Deutscher Gewerkschaftsbund

Sprengt die Befristungsketten!

Das WSI warnt angesichts der Zunahme von Zeitverträgen für junge Beschäftigte vor einer Aushebelung des Kündigungsschutzes.

Der Arbeitsmarkt in Deutschland wird immer mehr gefleddert: So ist die Zahl der befristeten Arbeitsverträge deutlich gestiegen – und das vor allem bei jüngeren Beschäftigten und BerufseinsteigerInnen, wie die neuesten Zahlen des Statistischen Bundesamtes zeigen: Der Anteil der befristeten Verträge liegt bei ihnen schon bei 50 Prozent!

Wenn die Bundesregierung ihre im Koalitionsvertrag niedergelegten Pläne zum Arbeitsrecht umsetzt, dürften es künftig noch mehr werden, warnt das Wirtschafts- und Sozialwissenschaftliche Institut (WSI) in der Hans-Böckler-Stiftung: "In Konzernunternehmen mit mehreren rechtlich eigenständigen Töchtern könnten praktisch unbegrenzte Kettenbefristungen möglich werden", sagt WSI-Expertin und Arbeitsrechtlerin Reingard Zimmer.

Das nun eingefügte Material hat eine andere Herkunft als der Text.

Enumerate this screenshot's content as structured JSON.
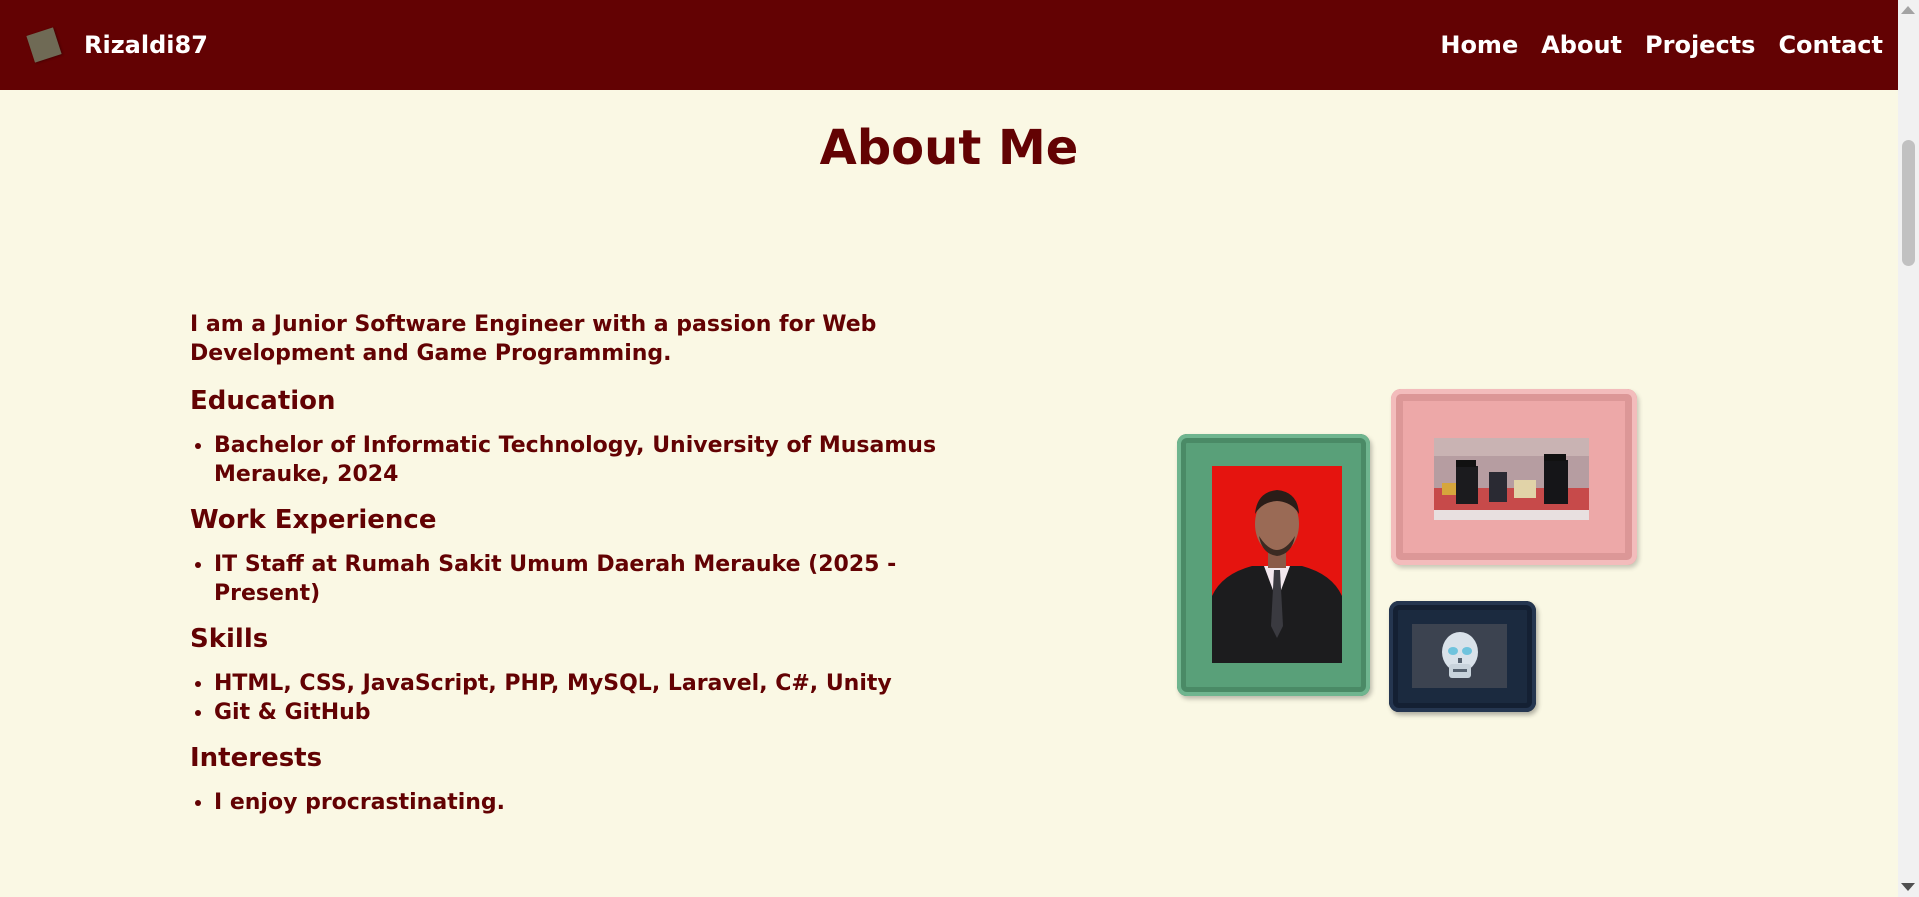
{
  "nav": {
    "brand": "Rizaldi87",
    "links": [
      "Home",
      "About",
      "Projects",
      "Contact"
    ]
  },
  "page": {
    "title": "About Me",
    "intro": "I am a Junior Software Engineer with a passion for Web Development and Game Programming.",
    "sections": [
      {
        "heading": "Education",
        "items": [
          "Bachelor of Informatic Technology, University of Musamus Merauke, 2024"
        ]
      },
      {
        "heading": "Work Experience",
        "items": [
          "IT Staff at Rumah Sakit Umum Daerah Merauke (2025 - Present)"
        ]
      },
      {
        "heading": "Skills",
        "items": [
          "HTML, CSS, JavaScript, PHP, MySQL, Laravel, C#, Unity",
          "Git & GitHub"
        ]
      },
      {
        "heading": "Interests",
        "items": [
          "I enjoy procrastinating."
        ]
      }
    ]
  },
  "colors": {
    "navbar": "#630203",
    "background": "#faf8e4",
    "text": "#630203",
    "frame_green": "#59a079",
    "frame_pink": "#eda8a8",
    "frame_navy": "#1b2a3f"
  }
}
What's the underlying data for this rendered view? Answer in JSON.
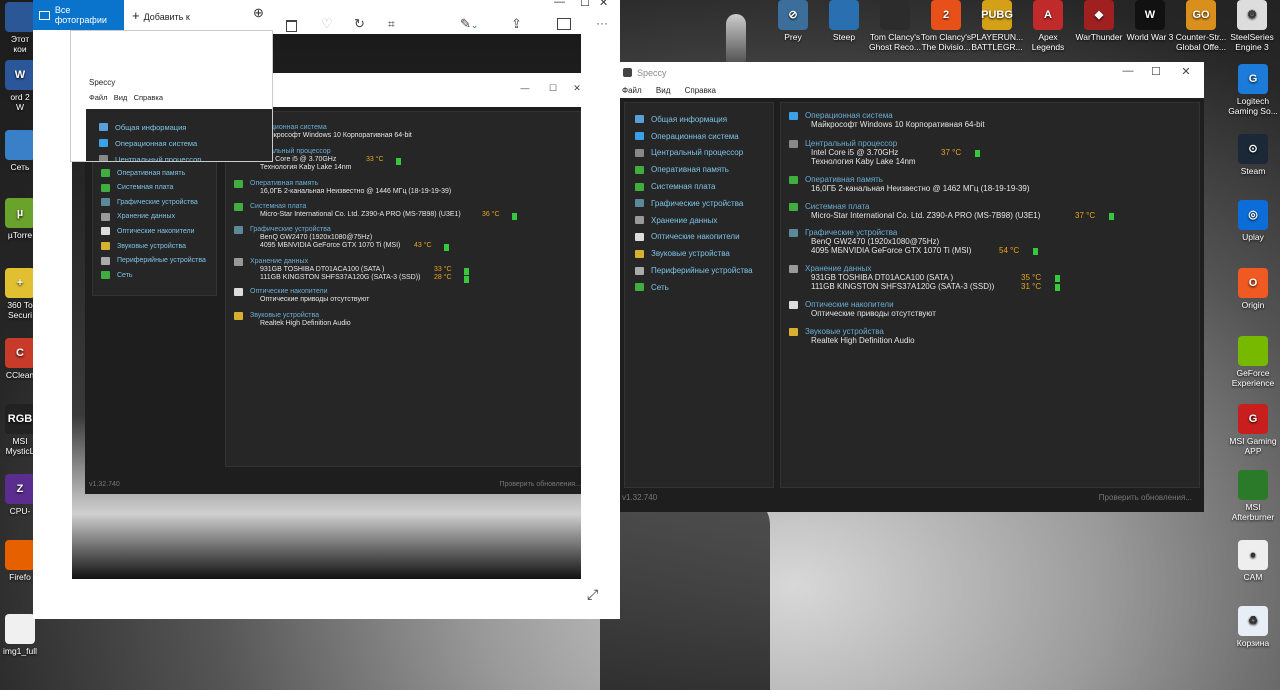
{
  "desktop_icons_left": [
    {
      "label": "Этот\nкои",
      "color": "#2b5797",
      "glyph": ""
    },
    {
      "label": "ord 2\nW",
      "color": "#2b579a",
      "glyph": "W"
    },
    {
      "label": "Сеть",
      "color": "#3a80c8",
      "glyph": ""
    },
    {
      "label": "µTorre",
      "color": "#6aa32c",
      "glyph": "µ"
    },
    {
      "label": "360 To\nSecuri",
      "color": "#e0c030",
      "glyph": "+"
    },
    {
      "label": "CClean",
      "color": "#c83a2a",
      "glyph": "C"
    },
    {
      "label": "MSI\nMysticL",
      "color": "#222",
      "glyph": "RGB"
    },
    {
      "label": "CPU-",
      "color": "#5b2d8e",
      "glyph": "Z"
    },
    {
      "label": "Firefo",
      "color": "#e66000",
      "glyph": ""
    },
    {
      "label": "img1_full",
      "color": "#f0f0f0",
      "glyph": ""
    }
  ],
  "desktop_icons_top": [
    {
      "label": "Prey",
      "color": "#3b6e9a",
      "glyph": "⊘"
    },
    {
      "label": "Steep",
      "color": "#2a6fb0",
      "glyph": ""
    },
    {
      "label": "Tom Clancy's\nGhost Reco...",
      "color": "#2c2c2c",
      "glyph": ""
    },
    {
      "label": "Tom Clancy's\nThe Divisio...",
      "color": "#e8501a",
      "glyph": "2"
    },
    {
      "label": "PLAYERUN...\nBATTLEGR...",
      "color": "#d4a017",
      "glyph": "PUBG"
    },
    {
      "label": "Apex\nLegends",
      "color": "#c02a2a",
      "glyph": "A"
    },
    {
      "label": "WarThunder",
      "color": "#a02020",
      "glyph": "◆"
    },
    {
      "label": "World War 3",
      "color": "#111",
      "glyph": "W"
    },
    {
      "label": "Counter-Str...\nGlobal Offe...",
      "color": "#d98f1c",
      "glyph": "GO"
    },
    {
      "label": "SteelSeries\nEngine 3",
      "color": "#ddd",
      "glyph": "⚙"
    }
  ],
  "desktop_icons_right": [
    {
      "label": "Logitech\nGaming So...",
      "color": "#1c7ad8",
      "glyph": "G"
    },
    {
      "label": "Steam",
      "color": "#1b2838",
      "glyph": "⊙"
    },
    {
      "label": "Uplay",
      "color": "#0d6dd8",
      "glyph": "◎"
    },
    {
      "label": "Origin",
      "color": "#f05a22",
      "glyph": "O"
    },
    {
      "label": "GeForce\nExperience",
      "color": "#76b900",
      "glyph": ""
    },
    {
      "label": "MSI Gaming\nAPP",
      "color": "#c81e1e",
      "glyph": "G"
    },
    {
      "label": "MSI\nAfterburner",
      "color": "#2a7a2a",
      "glyph": ""
    },
    {
      "label": "CAM",
      "color": "#eee",
      "glyph": "●"
    },
    {
      "label": "Корзина",
      "color": "#e8eef5",
      "glyph": "♻"
    }
  ],
  "photos": {
    "tab_label": "Все фотографии",
    "add_label": "Добавить к"
  },
  "speccy": {
    "title": "Speccy",
    "menu": [
      "Файл",
      "Вид",
      "Справка"
    ],
    "nav": [
      {
        "label": "Общая информация",
        "color": "#5aa0d8"
      },
      {
        "label": "Операционная система",
        "color": "#3aa0e8"
      },
      {
        "label": "Центральный процессор",
        "color": "#888"
      },
      {
        "label": "Оперативная память",
        "color": "#3fae3f"
      },
      {
        "label": "Системная плата",
        "color": "#3fae3f"
      },
      {
        "label": "Графические устройства",
        "color": "#5a8a9a"
      },
      {
        "label": "Хранение данных",
        "color": "#999"
      },
      {
        "label": "Оптические накопители",
        "color": "#ddd"
      },
      {
        "label": "Звуковые устройства",
        "color": "#d8b030"
      },
      {
        "label": "Периферийные устройства",
        "color": "#aaa"
      },
      {
        "label": "Сеть",
        "color": "#3fae3f"
      }
    ],
    "os": {
      "head": "Операционная система",
      "value": "Майкрософт Windows 10 Корпоративная 64-bit",
      "value_short": "крософт Windows 10 Корпоративная 64-bit",
      "head_short": "Операц"
    },
    "cpu": {
      "head": "Центральный процессор",
      "line1": "Intel Core i5 @ 3.70GHz",
      "line2": "Технология Kaby Lake 14nm"
    },
    "ram": {
      "head": "Оперативная память",
      "value_right": "16,0ГБ 2-канальная Неизвестно @ 1462 МГц (18-19-19-39)",
      "value_left": "16,0ГБ 2-канальная Неизвестно @ 1446 МГц (18-19-19-39)"
    },
    "mb": {
      "head": "Системная плата",
      "value": "Micro-Star International Co. Ltd. Z390-A PRO (MS-7B98) (U3E1)"
    },
    "gpu": {
      "head": "Графические устройства",
      "line1": "BenQ GW2470 (1920x1080@75Hz)",
      "line2": "4095 МБNVIDIA GeForce GTX 1070 Ti (MSI)"
    },
    "storage": {
      "head": "Хранение данных",
      "line1": "931GB TOSHIBA DT01ACA100 (SATA )",
      "line2": "111GB KINGSTON SHFS37A120G (SATA-3 (SSD))"
    },
    "optical": {
      "head": "Оптические накопители",
      "value": "Оптические приводы отсутствуют"
    },
    "audio": {
      "head": "Звуковые устройства",
      "value": "Realtek High Definition Audio"
    },
    "version": "v1.32.740",
    "update": "Проверить обновления..."
  },
  "temps_right": {
    "cpu": "37 °C",
    "mb": "37 °C",
    "gpu": "54 °C",
    "hdd": "35 °C",
    "ssd": "31 °C"
  },
  "temps_left": {
    "cpu": "33 °C",
    "mb": "36 °C",
    "gpu": "43 °C",
    "hdd": "33 °C",
    "ssd": "28 °C"
  }
}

Wer bei einem Arbeitgeber einmal beschäftigt war, kann keinen – ohne Sachgrund – befristeten Vertrag von diesem Unternehmen mehr bekommen. Mit dieser 2001 im Teilzeit- und Befristungsgesetz (TzBfG) festgeschriebenen Regelung wollte der Gesetzgeber "Befristungsketten" ausschließen – mit denen die Arbeitgeber ihren Beschäftigten immer abwechselnd befristete Verträge mit und ohne Sachgrund anbieten konnten, um so das Verbot der unbegrenzten Ausdehnung sachgrundloser Zeitverträge zu umgehen.

Laut Koalitionsvertrag soll genau dies aber künftig wieder möglich sein – zwischen zwei Arbeitseinsätzen müsste lediglich eine Frist von einem Jahr liegen. Begründung: BerufsseinsteigerInnen würden unnötig Steine in den Weg gelegt, wenn sie nicht – befristet ohne Sachgrund – bei einer Firma anfangen dürften, in der sie während Schul- oder Unizeit schon einmal beschäftigt waren.

Dummes Zeug, sagt Zimmer: Denn es sei auch jetzt schon kein Problem, jemanden befristet einzustellen, der schon einmal in derselben Firma gearbeitet habe – es muss lediglich einen sachlichen Grund dafür geben. Der liegt laut TzBfG § 14 vor, wenn eine Befristung "im Anschluss an eine Ausbildung oder ein Studium erfolgt, um den Übergang des Arbeitnehmers in eine Anschlussbeschäftigung zu erleichtern". Zimmer: "Der Verweis auf die Berufsanfänger ist nur vorgeschoben. Tatsächlich geht es um einen Abbau des Kündigungsschutzes durch die Hintertür."

Wahrscheinlich sei, dass die Koalitionäre so zumindest großen Unternehmen ermöglichen wollten, befristete Arbeitsverhältnisse unendlich auszudehnen, ohne dass für sie jemals das Kündigungsschutzgesetz gilt.